Like many other children, I fell in love with the hampis — the stone quay that lies a short walk from the beach house.  The granite blocks of the hampis create  tide pools where you can fish for crabs using the time-honored technique of a bit of scrap fish and some string. I spent significant portions of my mornings filling up a plastic bucket with the tiny crabs, which mormor would then cook with mounds of fresh dill.  Hardly enough to eat, but that didn’t seem to matter.

On the day of our return flight, my parents called us down to breakfast and told us we were leaving.  According to mormor, I refused. “No!”  We could go home anytime, I said, but today we are fishing for crabs.

She always laughed when she told that story, and eventually I stopped being embarrassed when I heard it.

I have visited that beach many times since,  eventually bringing my fiancée, and then my daughter, Lilly-Karin — her namesake.

The next time we visit that beach, I suspect we will fish for crabs. And remember my mentor.

Photo credit: Anna Dandenell

Mormor Inga

Cherish your mentors – Part 1

Carolyn See, Ph.D., died on July 13, 2106.  That bastard cancer struck her down at 82. (For a more official appreciation, you can read Mary Rourke’s column in  The Los Angeles Times. This is my bit.)

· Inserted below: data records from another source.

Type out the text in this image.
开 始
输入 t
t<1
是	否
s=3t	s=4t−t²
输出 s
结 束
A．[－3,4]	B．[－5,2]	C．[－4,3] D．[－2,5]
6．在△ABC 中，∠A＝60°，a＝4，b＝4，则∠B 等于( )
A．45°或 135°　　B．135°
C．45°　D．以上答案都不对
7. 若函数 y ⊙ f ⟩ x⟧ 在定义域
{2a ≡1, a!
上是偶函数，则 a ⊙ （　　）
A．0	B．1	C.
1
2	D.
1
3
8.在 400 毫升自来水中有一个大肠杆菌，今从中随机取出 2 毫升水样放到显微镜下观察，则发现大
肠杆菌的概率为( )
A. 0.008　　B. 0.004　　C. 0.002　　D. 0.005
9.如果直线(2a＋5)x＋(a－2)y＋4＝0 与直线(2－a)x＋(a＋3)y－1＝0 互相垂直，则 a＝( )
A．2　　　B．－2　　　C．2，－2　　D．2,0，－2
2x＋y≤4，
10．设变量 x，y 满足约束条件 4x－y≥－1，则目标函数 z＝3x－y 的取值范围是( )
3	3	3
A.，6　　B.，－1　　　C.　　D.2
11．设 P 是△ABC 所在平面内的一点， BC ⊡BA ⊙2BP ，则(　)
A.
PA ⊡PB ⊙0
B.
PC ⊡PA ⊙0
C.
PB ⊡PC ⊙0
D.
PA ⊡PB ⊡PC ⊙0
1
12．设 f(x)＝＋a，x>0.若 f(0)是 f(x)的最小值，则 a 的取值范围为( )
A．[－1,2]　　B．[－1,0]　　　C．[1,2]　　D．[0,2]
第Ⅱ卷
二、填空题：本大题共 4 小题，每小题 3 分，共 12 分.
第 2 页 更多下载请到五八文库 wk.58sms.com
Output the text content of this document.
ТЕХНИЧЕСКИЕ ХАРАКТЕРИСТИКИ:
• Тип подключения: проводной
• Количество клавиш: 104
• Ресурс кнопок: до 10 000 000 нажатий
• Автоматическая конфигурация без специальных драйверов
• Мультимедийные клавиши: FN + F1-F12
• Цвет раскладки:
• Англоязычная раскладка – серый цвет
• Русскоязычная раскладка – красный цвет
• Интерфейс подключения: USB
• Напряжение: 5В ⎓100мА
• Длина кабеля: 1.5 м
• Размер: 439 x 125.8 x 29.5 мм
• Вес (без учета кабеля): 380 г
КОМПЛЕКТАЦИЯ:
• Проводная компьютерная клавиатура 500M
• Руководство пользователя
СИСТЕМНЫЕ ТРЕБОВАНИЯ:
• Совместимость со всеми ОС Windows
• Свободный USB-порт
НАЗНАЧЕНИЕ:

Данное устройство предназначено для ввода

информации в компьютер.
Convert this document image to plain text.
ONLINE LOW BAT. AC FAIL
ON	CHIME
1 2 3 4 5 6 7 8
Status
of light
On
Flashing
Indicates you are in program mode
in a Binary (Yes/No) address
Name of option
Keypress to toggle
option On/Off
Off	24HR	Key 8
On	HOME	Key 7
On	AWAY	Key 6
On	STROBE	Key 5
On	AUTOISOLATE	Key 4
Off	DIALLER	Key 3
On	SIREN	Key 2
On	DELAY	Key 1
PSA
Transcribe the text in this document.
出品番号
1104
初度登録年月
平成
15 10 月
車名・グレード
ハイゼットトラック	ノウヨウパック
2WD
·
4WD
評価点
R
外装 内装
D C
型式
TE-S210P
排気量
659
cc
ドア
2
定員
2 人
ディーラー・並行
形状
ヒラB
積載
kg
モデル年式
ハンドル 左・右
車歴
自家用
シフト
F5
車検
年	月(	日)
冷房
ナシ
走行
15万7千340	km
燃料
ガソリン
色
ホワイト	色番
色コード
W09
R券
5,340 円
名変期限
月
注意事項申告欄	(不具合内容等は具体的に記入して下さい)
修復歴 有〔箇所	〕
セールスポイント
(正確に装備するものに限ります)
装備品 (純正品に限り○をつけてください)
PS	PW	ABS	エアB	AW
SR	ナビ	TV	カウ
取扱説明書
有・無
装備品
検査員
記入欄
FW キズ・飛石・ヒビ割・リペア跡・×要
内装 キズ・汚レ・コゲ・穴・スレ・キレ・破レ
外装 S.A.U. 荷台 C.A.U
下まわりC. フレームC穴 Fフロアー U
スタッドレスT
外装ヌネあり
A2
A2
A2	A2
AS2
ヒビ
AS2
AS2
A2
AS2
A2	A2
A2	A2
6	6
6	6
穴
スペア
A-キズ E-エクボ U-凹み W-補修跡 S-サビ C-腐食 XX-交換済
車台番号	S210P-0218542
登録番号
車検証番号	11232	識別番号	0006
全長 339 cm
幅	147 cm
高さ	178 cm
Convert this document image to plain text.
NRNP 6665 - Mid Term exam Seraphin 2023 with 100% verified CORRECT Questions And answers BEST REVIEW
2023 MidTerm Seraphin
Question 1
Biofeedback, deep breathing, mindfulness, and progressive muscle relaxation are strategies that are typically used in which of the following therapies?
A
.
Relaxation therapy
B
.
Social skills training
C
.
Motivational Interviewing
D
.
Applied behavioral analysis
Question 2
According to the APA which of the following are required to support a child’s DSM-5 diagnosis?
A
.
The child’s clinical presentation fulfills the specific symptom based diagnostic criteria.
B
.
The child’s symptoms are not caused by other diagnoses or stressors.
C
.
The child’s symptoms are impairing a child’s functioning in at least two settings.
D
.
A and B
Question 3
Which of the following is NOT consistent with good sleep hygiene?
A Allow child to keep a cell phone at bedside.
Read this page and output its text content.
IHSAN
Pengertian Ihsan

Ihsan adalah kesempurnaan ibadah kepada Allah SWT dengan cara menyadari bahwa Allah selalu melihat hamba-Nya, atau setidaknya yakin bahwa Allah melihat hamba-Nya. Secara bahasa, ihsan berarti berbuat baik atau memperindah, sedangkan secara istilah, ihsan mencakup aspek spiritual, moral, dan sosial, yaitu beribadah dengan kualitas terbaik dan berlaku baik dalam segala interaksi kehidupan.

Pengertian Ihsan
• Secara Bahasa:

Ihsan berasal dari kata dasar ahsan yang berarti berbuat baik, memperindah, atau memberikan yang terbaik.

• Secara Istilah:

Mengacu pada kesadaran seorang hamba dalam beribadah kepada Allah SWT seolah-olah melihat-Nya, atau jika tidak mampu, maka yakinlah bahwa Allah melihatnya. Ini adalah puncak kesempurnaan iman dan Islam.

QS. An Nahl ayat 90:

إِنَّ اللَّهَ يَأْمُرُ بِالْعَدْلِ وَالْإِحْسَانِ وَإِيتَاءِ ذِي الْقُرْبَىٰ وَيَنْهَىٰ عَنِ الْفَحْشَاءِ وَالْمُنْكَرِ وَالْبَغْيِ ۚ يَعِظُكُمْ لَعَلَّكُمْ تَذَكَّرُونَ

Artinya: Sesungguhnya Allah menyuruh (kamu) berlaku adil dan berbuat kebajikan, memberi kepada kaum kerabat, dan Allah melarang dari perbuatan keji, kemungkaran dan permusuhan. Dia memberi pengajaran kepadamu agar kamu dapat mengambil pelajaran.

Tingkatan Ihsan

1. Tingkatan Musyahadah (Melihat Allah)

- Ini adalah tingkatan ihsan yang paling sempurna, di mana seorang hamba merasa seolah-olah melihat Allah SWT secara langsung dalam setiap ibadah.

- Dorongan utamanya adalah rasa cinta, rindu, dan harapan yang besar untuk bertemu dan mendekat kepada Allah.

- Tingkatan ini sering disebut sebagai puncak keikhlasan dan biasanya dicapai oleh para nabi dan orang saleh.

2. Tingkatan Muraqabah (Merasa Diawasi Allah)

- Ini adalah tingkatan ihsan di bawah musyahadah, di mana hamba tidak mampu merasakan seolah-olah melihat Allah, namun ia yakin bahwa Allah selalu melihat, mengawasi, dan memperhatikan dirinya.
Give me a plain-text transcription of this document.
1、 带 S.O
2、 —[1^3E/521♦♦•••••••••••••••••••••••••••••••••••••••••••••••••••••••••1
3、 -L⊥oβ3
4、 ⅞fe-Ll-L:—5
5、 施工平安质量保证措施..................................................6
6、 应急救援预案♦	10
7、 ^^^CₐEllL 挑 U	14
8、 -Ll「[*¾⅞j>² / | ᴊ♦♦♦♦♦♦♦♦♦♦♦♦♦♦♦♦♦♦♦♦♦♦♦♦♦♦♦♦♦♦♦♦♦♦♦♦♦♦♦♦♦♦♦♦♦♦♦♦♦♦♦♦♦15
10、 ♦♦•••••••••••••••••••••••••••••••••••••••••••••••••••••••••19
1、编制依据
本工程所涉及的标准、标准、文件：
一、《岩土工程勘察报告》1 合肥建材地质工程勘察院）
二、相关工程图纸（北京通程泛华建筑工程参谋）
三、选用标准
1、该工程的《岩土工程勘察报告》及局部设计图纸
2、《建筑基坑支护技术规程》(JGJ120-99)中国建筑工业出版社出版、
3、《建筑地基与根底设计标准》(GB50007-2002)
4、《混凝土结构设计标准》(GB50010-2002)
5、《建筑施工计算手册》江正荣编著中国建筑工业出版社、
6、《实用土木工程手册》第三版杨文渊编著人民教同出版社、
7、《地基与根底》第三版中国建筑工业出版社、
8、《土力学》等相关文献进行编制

Carolyn was a quintessential California writer, a literary sidhe of Topanga Canyon, and she was the first mentor who took me seriously, and more importantly, forced me to take myself seriously.  She stood at the front of a creative writing course at Loyola Marymount University and said “Oh my dear” — her students were all “dear ones” — “you can do better than this.”

She introduced me to the 1,000 words a day or 2 hours of editing rule.  She taught about the value of villains, of finding characters in the every day, and Getting It Done.

She told her students to write thank you notes to editors, even when they reject you.  She encouraged us to go to book launches, and even slipped us the occasional $20 if we couldn’t afford the hard cover.

When I was a struggling, unfocused underclassman at LMU, Carolyn gently pushed me to apply to the Professional Writing Program at the University of Southern California.  Unbeknownst to me, she also submitted one of my stories to John Rechy, one of the writers in residence.  I don’t remember the exact cover note, but it basically said, “Keep an eye on this one.” (To this day, I’m not sure if she meant “encourage this guy” or “this one is trouble.” Probably both.)

John Rechy returned the story to me —with a wink — during my first graduate seminar.  He eventually became my thesis advisor, despite his acknowledgement that he “didn’t do ‘fantastic fiction.’ ” (That was a polite lie.  He wrote amazing literary fiction, but not science fiction or fantasy.)

After I graduated, I kept in touch with Carolyn, and had the delightful experience of transcribing the first chapters of her collaborative novel Lotus Land (written with long-time partner John Espey and daughter Lisa See).  I will always cherish the memory of sitting at Lisa’s house, typing up the hand-written drafts.  I’d never seen writers actually write before.  It was alchemy.

Over the years, Carolyn and I met occasionally when she passed through town on a promotional tour, and she was a tireless supporter of my fiction, always ready to give me firm but gentle feedback on my writing.   She also gave me valuable advice during my brief tenure as an English teacher.

Her notes and book inscriptions often included the phrase, “To Karl, my almost-son.”

Goodbye, almost-mother.  And thank you.